Research Reveals Facebook’s Infrastructure Hinders Its Misinformation Policies
Scientists who have analyzed Facebook’s misinformation policies have found that the social media giant’s core design has hindered its attempts to tackle the rampant spread of false information on the platform.
The platform’s architecture pushed back even as Facebook tweaked its algorithms and removed content and accounts to combat vaccine misinformation, George Washington University researchers found.
No decreased engagement was seen with anti-vaccine content, despite significant efforts by Facebook to remove much of this content during the COVID-19 pandemic, their study, published in the journal Science Advances, found.
Scientists say these results were due to what the platform was originally designed to do — enable community members to connect over shared interests, which include both pro- and anti-vaccine persuasions.
“(Facebook) is designed to allow motivated people to build communities and easily exchange information about any topic,” said David Broniatowski, lead author of the study and assistant professor of engineering management and systems engineering.
“Individuals who are highly motivated to find and share anti-vaccine content will only use the system in the way it was designed to be used, making it difficult to balance these behaviors with public health or other public safety concerns,” Broniatowski said.
In the remaining anti-vaccine content that was not removed from social media, links to off-platform, low-credibility sites and “alternative” social media platforms proliferated, the researchers said.
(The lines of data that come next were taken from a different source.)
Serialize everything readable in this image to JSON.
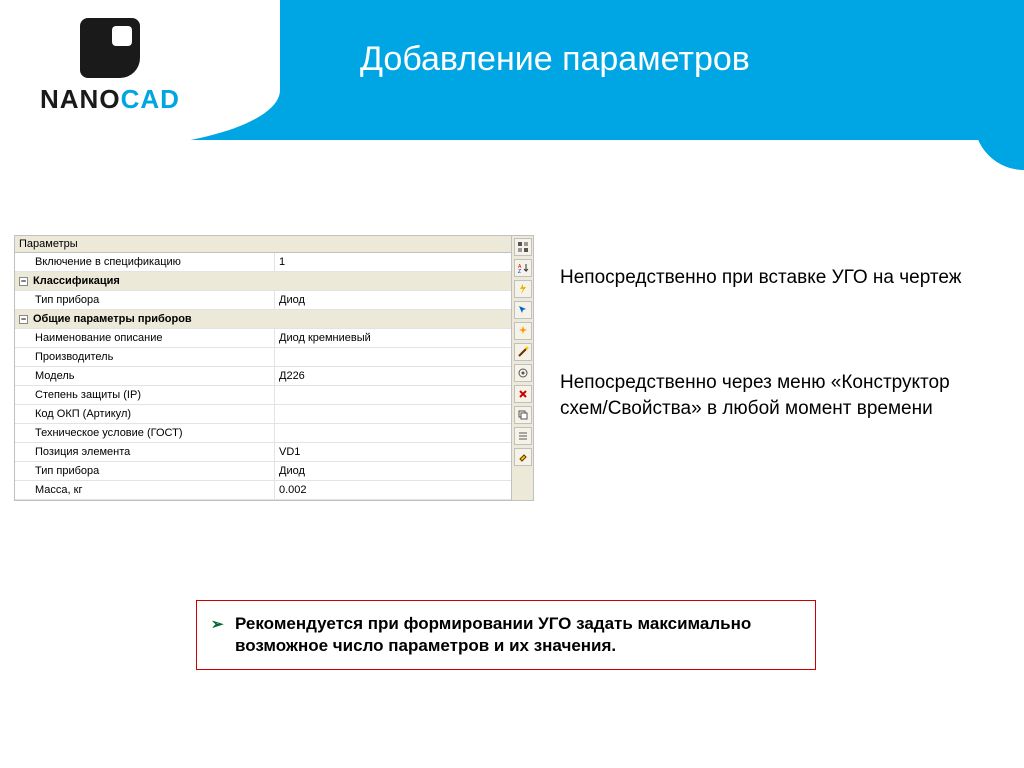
{
  "logo": {
    "brand1": "NANO",
    "brand2": "CAD"
  },
  "slide": {
    "title": "Добавление параметров"
  },
  "panel": {
    "title": "Параметры",
    "rows": [
      {
        "type": "item",
        "label": "Включение в спецификацию",
        "value": "1"
      },
      {
        "type": "group",
        "label": "Классификация"
      },
      {
        "type": "item",
        "label": "Тип прибора",
        "value": "Диод"
      },
      {
        "type": "group",
        "label": "Общие параметры приборов"
      },
      {
        "type": "item",
        "label": "Наименование описание",
        "value": "Диод кремниевый"
      },
      {
        "type": "item",
        "label": "Производитель",
        "value": ""
      },
      {
        "type": "item",
        "label": "Модель",
        "value": "Д226"
      },
      {
        "type": "item",
        "label": "Степень защиты (IP)",
        "value": ""
      },
      {
        "type": "item",
        "label": "Код ОКП (Артикул)",
        "value": ""
      },
      {
        "type": "item",
        "label": "Техническое условие (ГОСТ)",
        "value": ""
      },
      {
        "type": "item",
        "label": "Позиция элемента",
        "value": "VD1"
      },
      {
        "type": "item",
        "label": "Тип прибора",
        "value": "Диод"
      },
      {
        "type": "item",
        "label": "Масса, кг",
        "value": "0.002"
      }
    ],
    "toggle_glyph": "−"
  },
  "toolbar": {
    "names": [
      "categorize-icon",
      "sort-az-icon",
      "thunder-icon",
      "select-icon",
      "spark-icon",
      "wand-icon",
      "settings-icon",
      "delete-x-icon",
      "copy-icon",
      "list-icon",
      "paint-icon"
    ]
  },
  "side": {
    "text1": "Непосредственно при вставке УГО на чертеж",
    "text2": "Непосредственно через меню «Конструктор схем/Свойства» в любой момент времени"
  },
  "rec": {
    "bullet": "➢",
    "text": "Рекомендуется при формировании УГО задать максимально возможное число параметров и их значения."
  }
}
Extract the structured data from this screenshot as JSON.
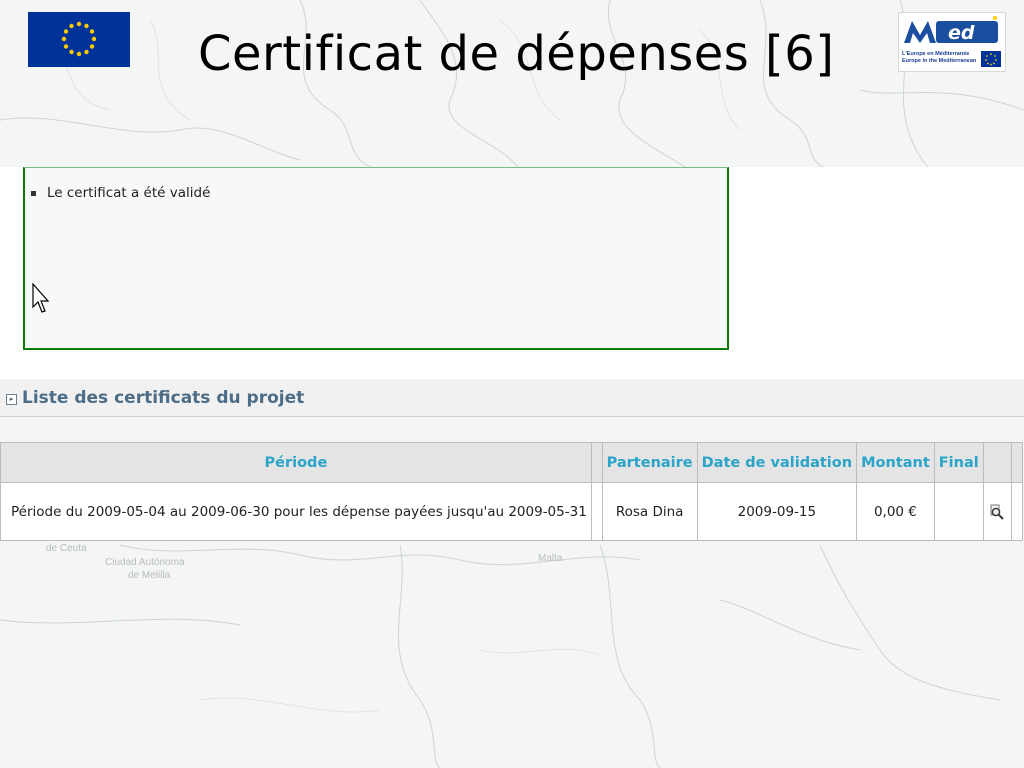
{
  "slide": {
    "title": "Certificat de dépenses [6]",
    "logo_text": "ed",
    "logo_tagline_1": "L'Europe en Méditerranée",
    "logo_tagline_2": "Europe in the Mediterranean"
  },
  "message": {
    "text": "Le certificat a été validé"
  },
  "section": {
    "icon_glyph": "▸",
    "title": "Liste des certificats du projet"
  },
  "table": {
    "headers": [
      "Période",
      "",
      "Partenaire",
      "Date de validation",
      "Montant",
      "Final",
      "",
      ""
    ],
    "rows": [
      {
        "periode": "Période du 2009-05-04 au 2009-06-30 pour les dépense payées jusqu'au 2009-05-31",
        "partenaire": "Rosa Dina",
        "date_validation": "2009-09-15",
        "montant": "0,00 €",
        "final": ""
      }
    ]
  },
  "map_labels": {
    "ceuta": "de Ceuta",
    "melilla_1": "Ciudad Autónoma",
    "melilla_2": "de Melilla",
    "malta": "Malta"
  },
  "icons": {
    "view": "magnifier-icon",
    "section": "expand-icon",
    "cursor": "mouse-cursor-icon"
  },
  "colors": {
    "header_text": "#2aa4c8",
    "section_title": "#4d6d86",
    "message_border": "#0b7d0b",
    "eu_blue": "#003399",
    "eu_star": "#ffcc00"
  }
}
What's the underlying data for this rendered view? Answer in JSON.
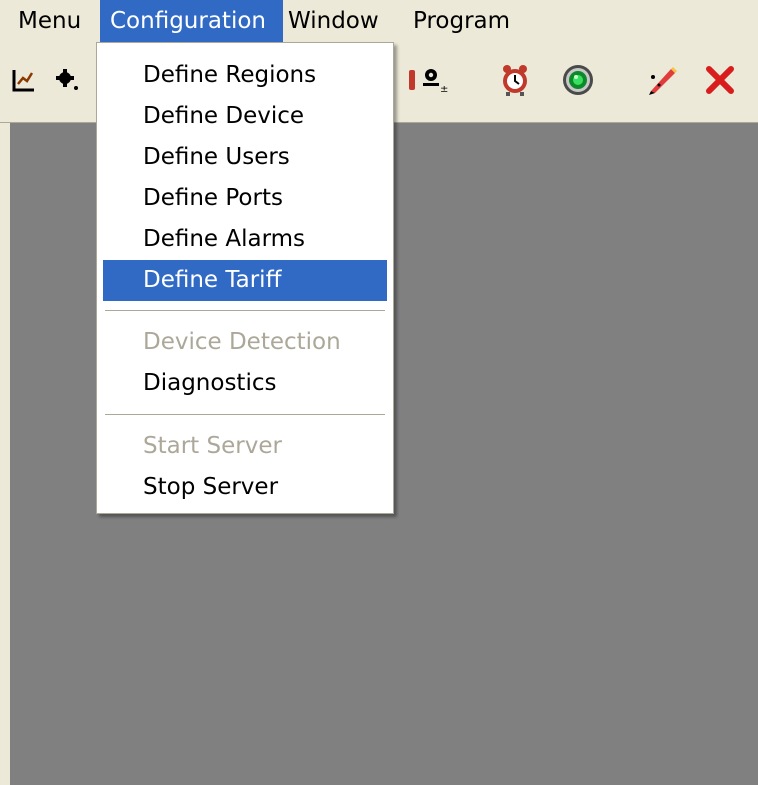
{
  "menubar": {
    "items": [
      "Menu",
      "Configuration",
      "Window",
      "Program"
    ],
    "active": "Configuration"
  },
  "toolbar": {
    "buttons": [
      {
        "icon": "graph-icon"
      },
      {
        "icon": "gear-icon"
      },
      {
        "icon": "partial-icon"
      },
      {
        "icon": "user-add-icon"
      },
      {
        "icon": "alarm-clock-icon"
      },
      {
        "icon": "green-target-icon"
      },
      {
        "icon": "edit-pencil-icon"
      },
      {
        "icon": "close-x-icon"
      }
    ]
  },
  "dropdown": {
    "items": [
      {
        "label": "Define Regions",
        "enabled": true
      },
      {
        "label": "Define Device",
        "enabled": true
      },
      {
        "label": "Define Users",
        "enabled": true
      },
      {
        "label": "Define Ports",
        "enabled": true
      },
      {
        "label": "Define Alarms",
        "enabled": true
      },
      {
        "label": "Define Tariff",
        "enabled": true,
        "selected": true
      },
      {
        "label": "Device Detection",
        "enabled": false
      },
      {
        "label": "Diagnostics",
        "enabled": true
      },
      {
        "label": "Start Server",
        "enabled": false
      },
      {
        "label": "Stop Server",
        "enabled": true
      }
    ]
  },
  "colors": {
    "highlight": "#316ac5",
    "workspace": "#808080",
    "chrome": "#ece9d8",
    "disabled_text": "#aca899"
  }
}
They found that this remaining content also became more misinformation, containing sensational false claims about vaccine side effects that were often too new to be fact-checked in real time.
Additionally, it was found that anti-vaccine content creators utilize the platform more effectively than pro-vaccine content creators because they effectively coordinate content delivery across pages, groups, and users’ news feeds, even though both groups had extensive page networks.
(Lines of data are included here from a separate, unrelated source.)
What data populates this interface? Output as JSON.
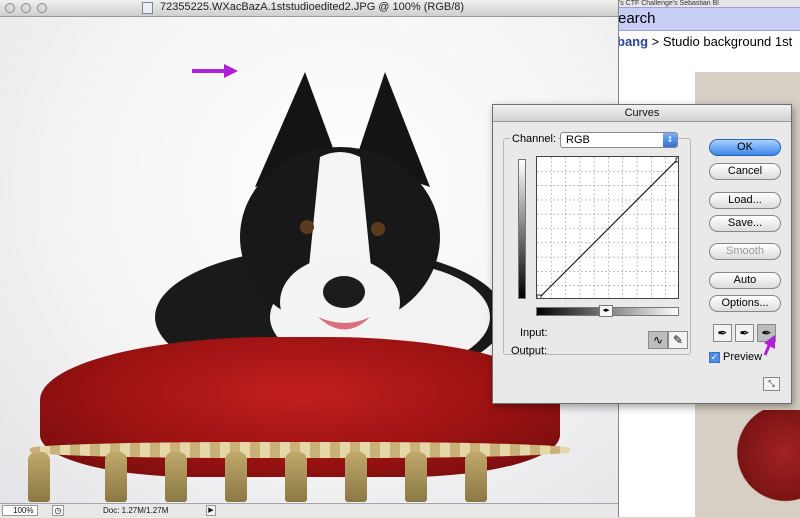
{
  "document": {
    "title": "72355225.WXacBazA.1ststudioedited2.JPG @ 100% (RGB/8)",
    "zoom": "100%",
    "doc_size": "Doc: 1.27M/1.27M"
  },
  "browser": {
    "tab_strip": "e's  CTF Challenge's  Sebastian  Bl",
    "search_label": "earch",
    "breadcrumb_link": "bang",
    "breadcrumb_rest": " > Studio background 1st"
  },
  "curves": {
    "title": "Curves",
    "channel_label": "Channel:",
    "channel_value": "RGB",
    "input_label": "Input:",
    "output_label": "Output:",
    "buttons": {
      "ok": "OK",
      "cancel": "Cancel",
      "load": "Load...",
      "save": "Save...",
      "smooth": "Smooth",
      "auto": "Auto",
      "options": "Options..."
    },
    "preview_label": "Preview",
    "preview_checked": true
  },
  "annotations": {
    "arrow_color": "#b01fd8"
  },
  "icons": {
    "doc": "document-icon",
    "curve_tool": "curve-tool-icon",
    "pencil_tool": "pencil-tool-icon",
    "black_point": "black-eyedropper-icon",
    "gray_point": "gray-eyedropper-icon",
    "white_point": "white-eyedropper-icon"
  }
}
The study found that the “collateral damage” of having some pro-vaccine content removed as a result of the platform’s practices and the politically charged and polarized general vaccine-related debate.
Broniatowski pointed out that the debate about social media platforms and AI management revolves largely around either content or algorithms.
“To combat misinformation and other online harm effectively, we need to move beyond content and algorithms to design and architecture.
“Removing content or changing algorithms can be ineffective if it doesn’t change what the platform was designed to do. You have to change the architecture if you want to balance (anti-vaccine behavior against public health issues),” Broniatowski said.
Social media platform designers could develop “building codes” for their platforms based on scientific evidence to reduce online harm and ensure user protection, the researchers said.